Pada dasarnya, baik susu sapi atau susu kambing sama-sama menyimpan kandungan gizi yang baik untuk tubuh. Jika menyoal konsumsi mana yang lebih baik untuk kesehatan, selera/minat/kebutuhan seseorang bisa tergantung oleh banyak hal berikut.

Segi rasa

Rasa susu sapi dan susu kambing bisa dibilang sebelas dua belas karena komposisi kandungan keduanya serupa. Namun, cita rasa akhirnya bisa sangat berbeda saat sudah diolah. Banyak yang mengatakan kalau rasa susu kambing sedikit lebih manis. Namun, ada juga orang yang menganggap susu kambing yang dijual di kebanyakan toko memiliki rasa anyir khas bau kambing yang terlalu kuat akibat metode pengolahan, pengemasan, dan pasteurisasi.

Tingkat pemicu alergi

Ada beberapa orang yang alergi susu sapi, terutama anak-anak. Alergi susu adalah bentuk reaksi tubuh terhadap kandungan protein di dalam susu. Nah, kandungan protein yang paling umum ditemukan pada susu hewani adalah alpha S1 kasein. Dalam susu kambing, kandungan protein kaseinnya lebih sedikit dibanding susu sapi. Itu sebabnya susu kambing lebih aman dijadikan alternatif bagi orang-orang yang alergi susu sapi.

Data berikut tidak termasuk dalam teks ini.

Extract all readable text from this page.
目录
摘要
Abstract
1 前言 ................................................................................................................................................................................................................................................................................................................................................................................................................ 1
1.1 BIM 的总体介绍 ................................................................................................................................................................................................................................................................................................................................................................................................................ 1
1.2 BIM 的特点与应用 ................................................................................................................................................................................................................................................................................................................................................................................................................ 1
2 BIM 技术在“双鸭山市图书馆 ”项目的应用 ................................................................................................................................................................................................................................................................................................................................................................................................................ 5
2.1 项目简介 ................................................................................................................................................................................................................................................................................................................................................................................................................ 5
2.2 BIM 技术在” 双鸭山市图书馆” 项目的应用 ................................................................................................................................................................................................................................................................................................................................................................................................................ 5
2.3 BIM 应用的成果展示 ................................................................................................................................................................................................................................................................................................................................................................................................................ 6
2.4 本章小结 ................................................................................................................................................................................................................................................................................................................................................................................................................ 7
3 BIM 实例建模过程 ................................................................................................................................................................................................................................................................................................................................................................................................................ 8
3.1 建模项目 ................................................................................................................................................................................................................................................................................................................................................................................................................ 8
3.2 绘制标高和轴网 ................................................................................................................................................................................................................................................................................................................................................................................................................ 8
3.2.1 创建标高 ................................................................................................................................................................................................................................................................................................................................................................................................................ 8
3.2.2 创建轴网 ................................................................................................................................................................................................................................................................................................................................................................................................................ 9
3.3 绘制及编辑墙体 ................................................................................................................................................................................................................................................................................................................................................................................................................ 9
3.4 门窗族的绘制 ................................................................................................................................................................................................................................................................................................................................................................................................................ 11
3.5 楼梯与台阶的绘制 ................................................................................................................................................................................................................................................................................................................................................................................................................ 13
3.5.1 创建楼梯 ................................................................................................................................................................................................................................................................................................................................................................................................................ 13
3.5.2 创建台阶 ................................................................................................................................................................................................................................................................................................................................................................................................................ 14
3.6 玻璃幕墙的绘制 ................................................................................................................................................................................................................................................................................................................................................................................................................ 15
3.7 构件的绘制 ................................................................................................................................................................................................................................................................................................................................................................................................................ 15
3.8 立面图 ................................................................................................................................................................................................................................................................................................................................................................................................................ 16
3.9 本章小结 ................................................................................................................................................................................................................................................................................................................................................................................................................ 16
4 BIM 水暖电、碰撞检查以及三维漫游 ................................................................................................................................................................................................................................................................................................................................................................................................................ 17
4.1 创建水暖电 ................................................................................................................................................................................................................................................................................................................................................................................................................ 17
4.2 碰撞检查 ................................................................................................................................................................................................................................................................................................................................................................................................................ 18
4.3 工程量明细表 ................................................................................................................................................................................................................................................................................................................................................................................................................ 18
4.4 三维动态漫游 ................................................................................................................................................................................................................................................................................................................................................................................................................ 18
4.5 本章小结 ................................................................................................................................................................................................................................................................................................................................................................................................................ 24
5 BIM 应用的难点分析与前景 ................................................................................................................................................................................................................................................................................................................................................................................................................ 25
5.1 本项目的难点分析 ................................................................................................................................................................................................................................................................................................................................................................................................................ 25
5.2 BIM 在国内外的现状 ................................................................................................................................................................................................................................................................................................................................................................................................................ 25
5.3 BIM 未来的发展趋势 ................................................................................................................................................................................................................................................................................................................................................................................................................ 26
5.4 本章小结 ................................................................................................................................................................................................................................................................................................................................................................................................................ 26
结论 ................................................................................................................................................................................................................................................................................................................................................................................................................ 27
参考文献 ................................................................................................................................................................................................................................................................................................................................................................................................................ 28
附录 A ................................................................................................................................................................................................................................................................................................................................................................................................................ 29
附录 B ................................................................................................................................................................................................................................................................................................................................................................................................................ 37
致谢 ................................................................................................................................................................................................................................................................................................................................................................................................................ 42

Efek samping alergi susu sapi antara lain muntah, diare, ruam kulit, hingga yang serius bisa membuat syok anfilaksis. Bagi Anda yang mungkin mengalami alergi protein, Anda bisa mencukupi kebutuhan susu harian Anda dengan mengonsumsi susu kambing sebagai pilihannya.

Kemudahan dicerna tubuh

Meskipun mengandung lemak yang sedikit lebih banyak dibanding susu sapi, namun molekul lemak dalam susu kambing lebih kecil sehingga menghasilkan buih yang lebih kecil dan lembut. Hal inilah yang memungkinkan enzim pencernaan memecahnya lebih cepat dan halus untuk memproduksi energi. Tubuh hanya membutuhkan waktu 30 menit untuk mencerna secangkir susu kambing. Itu sebabnya, banyak orang lebih memilih susu kambing karena alasan ini.

Toleransi laktosa

Gula dalam susu disebut laktosa. Beberapa orang mungkin memiliki kadar enzim laktase (yang bertanggung jawab mencerna laktosa) lebih rendah. Kadar enzim laktase yang rendah inilah yang menyebabkan orang mengalami intoleransi terhadap laktosa. Orang yang intoleransi terhadap laktosa umumnya akan mengeluhkan kram, kembung, mual, hingga diare. 

Nah, susu kambing mengandung lebih sedikit laktosa daripada susu sapi. Itu sebabnya, susu kambing bisa jadi pilihan baik bagi mereka yang memiliki sensitivitas terhadap laktosa. Sejumlah peneliti juga mendapati struktur susu kambing lebih mendekati struktur ASI. Hal tersebut karena kandungan laktosa (gula susu) lebih rendah dibandingkan susu sapi hingga aman bagi pencernaan.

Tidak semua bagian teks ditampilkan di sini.